Welcome to the Narcissist's World - Part 2
Welcome again to the narcissist's world - the wonderland Alice found herself in when she fell down a rabbit hole on a psychedelic trip.
This is the second in a series of posts that gives a simple example of the games narcissists play. (If you haven't read that last post, you really should read it before continuing with this one.) In this case, our hypothetical malignant narcissist is named Jean. In the last post I explained how Jean will use interactions with a friend she has casual contact with, often in telephone chats.
That's because Jean has absolutely no interest in her friend. She simply needs attention, a mirror to admire her reflection in. She views these interactions – these phone conversations – as nothing but material for the work of fiction about her life that her whole life amounts to an act of composing.
So, let's say that you are the friend. You think you are having a normal conversation with a real friend. That would be a two-way street in which people sharing a friendly relationship/connection establish and strengthen their relationship/connection by communicating.

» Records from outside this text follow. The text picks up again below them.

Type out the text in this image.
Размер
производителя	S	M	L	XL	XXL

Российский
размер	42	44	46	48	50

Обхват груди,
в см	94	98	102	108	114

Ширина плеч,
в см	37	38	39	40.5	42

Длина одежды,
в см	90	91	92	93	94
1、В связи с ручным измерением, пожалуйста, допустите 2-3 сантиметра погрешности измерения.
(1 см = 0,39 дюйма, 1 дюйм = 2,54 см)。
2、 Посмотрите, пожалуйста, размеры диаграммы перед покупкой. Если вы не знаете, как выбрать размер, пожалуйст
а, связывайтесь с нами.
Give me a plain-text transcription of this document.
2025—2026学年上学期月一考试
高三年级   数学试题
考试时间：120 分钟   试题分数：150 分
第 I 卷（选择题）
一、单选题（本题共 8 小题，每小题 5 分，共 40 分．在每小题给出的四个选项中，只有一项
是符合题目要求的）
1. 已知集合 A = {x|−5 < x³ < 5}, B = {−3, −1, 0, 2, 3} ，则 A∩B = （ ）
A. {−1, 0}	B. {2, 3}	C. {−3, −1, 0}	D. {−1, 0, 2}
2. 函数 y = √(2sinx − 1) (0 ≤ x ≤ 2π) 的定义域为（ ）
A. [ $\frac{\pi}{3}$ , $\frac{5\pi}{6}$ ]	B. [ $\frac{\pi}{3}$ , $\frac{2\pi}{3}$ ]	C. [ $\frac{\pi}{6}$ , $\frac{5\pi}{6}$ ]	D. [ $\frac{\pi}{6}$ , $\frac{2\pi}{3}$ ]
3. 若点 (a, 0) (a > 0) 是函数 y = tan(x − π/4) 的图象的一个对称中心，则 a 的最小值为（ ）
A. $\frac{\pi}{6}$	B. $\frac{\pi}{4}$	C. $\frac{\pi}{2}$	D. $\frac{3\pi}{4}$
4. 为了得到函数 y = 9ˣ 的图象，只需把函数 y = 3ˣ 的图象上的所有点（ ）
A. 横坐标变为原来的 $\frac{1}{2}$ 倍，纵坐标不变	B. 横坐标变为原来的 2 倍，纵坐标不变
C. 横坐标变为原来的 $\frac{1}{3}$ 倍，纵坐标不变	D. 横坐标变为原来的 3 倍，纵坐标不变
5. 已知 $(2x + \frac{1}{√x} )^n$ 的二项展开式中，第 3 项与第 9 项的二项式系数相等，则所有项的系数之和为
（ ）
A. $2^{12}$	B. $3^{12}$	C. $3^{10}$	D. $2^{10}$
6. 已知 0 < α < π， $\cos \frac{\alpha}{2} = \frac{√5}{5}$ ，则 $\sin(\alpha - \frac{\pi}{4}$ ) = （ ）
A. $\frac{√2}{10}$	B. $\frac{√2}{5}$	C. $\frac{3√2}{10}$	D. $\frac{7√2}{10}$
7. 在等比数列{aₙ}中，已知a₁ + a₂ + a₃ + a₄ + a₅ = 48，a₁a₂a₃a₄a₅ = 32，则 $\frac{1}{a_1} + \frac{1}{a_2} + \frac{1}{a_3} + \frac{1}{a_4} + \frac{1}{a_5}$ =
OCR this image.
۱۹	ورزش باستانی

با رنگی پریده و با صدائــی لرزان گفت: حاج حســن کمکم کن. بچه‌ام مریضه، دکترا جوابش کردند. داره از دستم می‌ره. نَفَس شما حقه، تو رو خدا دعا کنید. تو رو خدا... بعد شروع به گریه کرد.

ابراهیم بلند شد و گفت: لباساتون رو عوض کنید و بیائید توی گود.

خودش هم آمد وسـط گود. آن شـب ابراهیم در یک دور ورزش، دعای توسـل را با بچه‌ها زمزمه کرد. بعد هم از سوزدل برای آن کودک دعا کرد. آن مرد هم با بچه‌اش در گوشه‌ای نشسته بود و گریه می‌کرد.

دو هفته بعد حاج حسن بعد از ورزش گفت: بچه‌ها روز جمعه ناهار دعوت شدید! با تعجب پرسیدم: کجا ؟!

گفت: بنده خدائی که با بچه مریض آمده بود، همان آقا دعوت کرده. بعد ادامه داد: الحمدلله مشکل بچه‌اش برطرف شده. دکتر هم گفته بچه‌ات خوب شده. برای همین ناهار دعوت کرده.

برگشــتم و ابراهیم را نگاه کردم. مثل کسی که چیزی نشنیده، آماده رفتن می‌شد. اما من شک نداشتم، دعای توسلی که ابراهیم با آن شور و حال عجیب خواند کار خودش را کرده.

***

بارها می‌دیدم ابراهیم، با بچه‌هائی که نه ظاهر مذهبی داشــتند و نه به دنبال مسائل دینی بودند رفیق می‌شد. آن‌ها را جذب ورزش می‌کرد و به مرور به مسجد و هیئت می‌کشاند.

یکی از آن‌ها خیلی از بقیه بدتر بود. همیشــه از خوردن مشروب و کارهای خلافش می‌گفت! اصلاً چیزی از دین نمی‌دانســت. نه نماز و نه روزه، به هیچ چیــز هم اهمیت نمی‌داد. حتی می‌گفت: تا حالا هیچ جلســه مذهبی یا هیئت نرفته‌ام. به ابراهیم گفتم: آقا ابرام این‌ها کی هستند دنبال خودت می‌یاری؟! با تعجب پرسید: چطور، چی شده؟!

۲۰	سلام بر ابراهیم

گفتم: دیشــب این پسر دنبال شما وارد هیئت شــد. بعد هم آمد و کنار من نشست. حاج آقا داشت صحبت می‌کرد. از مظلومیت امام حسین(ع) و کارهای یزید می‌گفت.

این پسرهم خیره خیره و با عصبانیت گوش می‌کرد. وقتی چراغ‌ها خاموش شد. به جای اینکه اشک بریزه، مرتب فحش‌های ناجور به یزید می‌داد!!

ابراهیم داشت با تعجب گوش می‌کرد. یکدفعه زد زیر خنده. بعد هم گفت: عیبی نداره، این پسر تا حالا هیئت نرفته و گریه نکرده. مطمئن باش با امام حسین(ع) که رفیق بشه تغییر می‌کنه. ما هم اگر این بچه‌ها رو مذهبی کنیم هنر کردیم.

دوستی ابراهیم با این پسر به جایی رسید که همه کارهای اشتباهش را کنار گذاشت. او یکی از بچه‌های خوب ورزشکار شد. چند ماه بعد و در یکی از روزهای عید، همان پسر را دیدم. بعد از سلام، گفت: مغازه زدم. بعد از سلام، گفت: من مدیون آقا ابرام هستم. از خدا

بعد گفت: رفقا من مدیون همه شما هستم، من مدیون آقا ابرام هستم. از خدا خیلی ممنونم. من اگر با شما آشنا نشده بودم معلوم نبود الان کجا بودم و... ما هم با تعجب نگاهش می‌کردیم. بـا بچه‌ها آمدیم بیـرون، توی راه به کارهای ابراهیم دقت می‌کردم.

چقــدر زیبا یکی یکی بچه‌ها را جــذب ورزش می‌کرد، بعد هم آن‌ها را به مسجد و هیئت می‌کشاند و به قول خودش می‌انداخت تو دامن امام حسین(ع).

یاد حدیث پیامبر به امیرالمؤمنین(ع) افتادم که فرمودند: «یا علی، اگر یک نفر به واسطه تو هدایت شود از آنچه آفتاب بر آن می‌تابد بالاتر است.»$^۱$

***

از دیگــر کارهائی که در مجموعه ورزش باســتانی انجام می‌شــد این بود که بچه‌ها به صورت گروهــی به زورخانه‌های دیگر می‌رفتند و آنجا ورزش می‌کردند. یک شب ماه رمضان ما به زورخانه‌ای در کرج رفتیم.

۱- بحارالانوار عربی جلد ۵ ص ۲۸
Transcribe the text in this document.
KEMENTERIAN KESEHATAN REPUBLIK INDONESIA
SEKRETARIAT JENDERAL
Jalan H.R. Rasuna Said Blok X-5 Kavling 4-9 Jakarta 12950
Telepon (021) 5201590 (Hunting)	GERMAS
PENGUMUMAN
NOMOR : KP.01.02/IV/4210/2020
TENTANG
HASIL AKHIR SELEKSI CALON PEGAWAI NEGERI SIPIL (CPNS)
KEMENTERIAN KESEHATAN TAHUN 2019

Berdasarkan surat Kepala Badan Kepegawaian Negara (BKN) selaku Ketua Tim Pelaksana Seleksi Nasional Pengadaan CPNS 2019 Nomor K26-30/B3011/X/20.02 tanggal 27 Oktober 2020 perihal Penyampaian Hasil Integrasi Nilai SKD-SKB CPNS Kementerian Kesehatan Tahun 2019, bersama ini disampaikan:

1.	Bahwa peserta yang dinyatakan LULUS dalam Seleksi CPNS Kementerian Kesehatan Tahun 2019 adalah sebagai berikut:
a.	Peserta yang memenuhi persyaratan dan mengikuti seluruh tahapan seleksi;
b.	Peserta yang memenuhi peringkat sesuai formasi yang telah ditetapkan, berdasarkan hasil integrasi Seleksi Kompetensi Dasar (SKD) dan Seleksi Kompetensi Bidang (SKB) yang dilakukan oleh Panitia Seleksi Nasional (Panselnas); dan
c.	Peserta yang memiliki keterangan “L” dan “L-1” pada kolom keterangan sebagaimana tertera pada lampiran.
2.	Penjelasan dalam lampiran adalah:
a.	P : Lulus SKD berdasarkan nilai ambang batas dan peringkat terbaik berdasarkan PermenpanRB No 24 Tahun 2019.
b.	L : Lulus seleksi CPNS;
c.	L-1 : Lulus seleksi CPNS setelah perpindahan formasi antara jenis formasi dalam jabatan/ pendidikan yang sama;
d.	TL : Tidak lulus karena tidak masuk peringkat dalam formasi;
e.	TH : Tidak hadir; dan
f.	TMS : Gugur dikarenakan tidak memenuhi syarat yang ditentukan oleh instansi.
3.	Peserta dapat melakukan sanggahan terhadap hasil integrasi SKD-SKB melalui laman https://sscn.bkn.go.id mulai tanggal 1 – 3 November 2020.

But Jean is no more interested in communicating with you than she is interested in communicating with a mirror she is just posing in.
That ain't communication. The intercourse is all one-way. You are just a mirror, a sounding board. By bouncing her false image off you, she makes it appear as a virtual reality.
Therefore, when you say, "Hello, Jean, how are you?" you might as well say, "Hey, Jean, let's play Pretend that you are that figment of your imagination you identify with."
Off she goes in flights of fancy to carve out that false image of herself that she identifies with. Because that's what she views her interactions with others as – just chances to make that false self appear in a mirror.
You are just that necessary mirror, a sounding board. That's what she needs you for and uses you for. (And that's why you can't get in a word edgewise, why she immediately gets bored if you try to talk about your life.)
Off she goes in "Author Mode" creating a new scene in her autobiographical work of fiction that she identifies with as My Life. It is a delusion that she fights off the truth with.
Like all mortal creators, she can't make something out of nothing, so the material she uses is reality – morphed and falsified on the fly in any way she pleases.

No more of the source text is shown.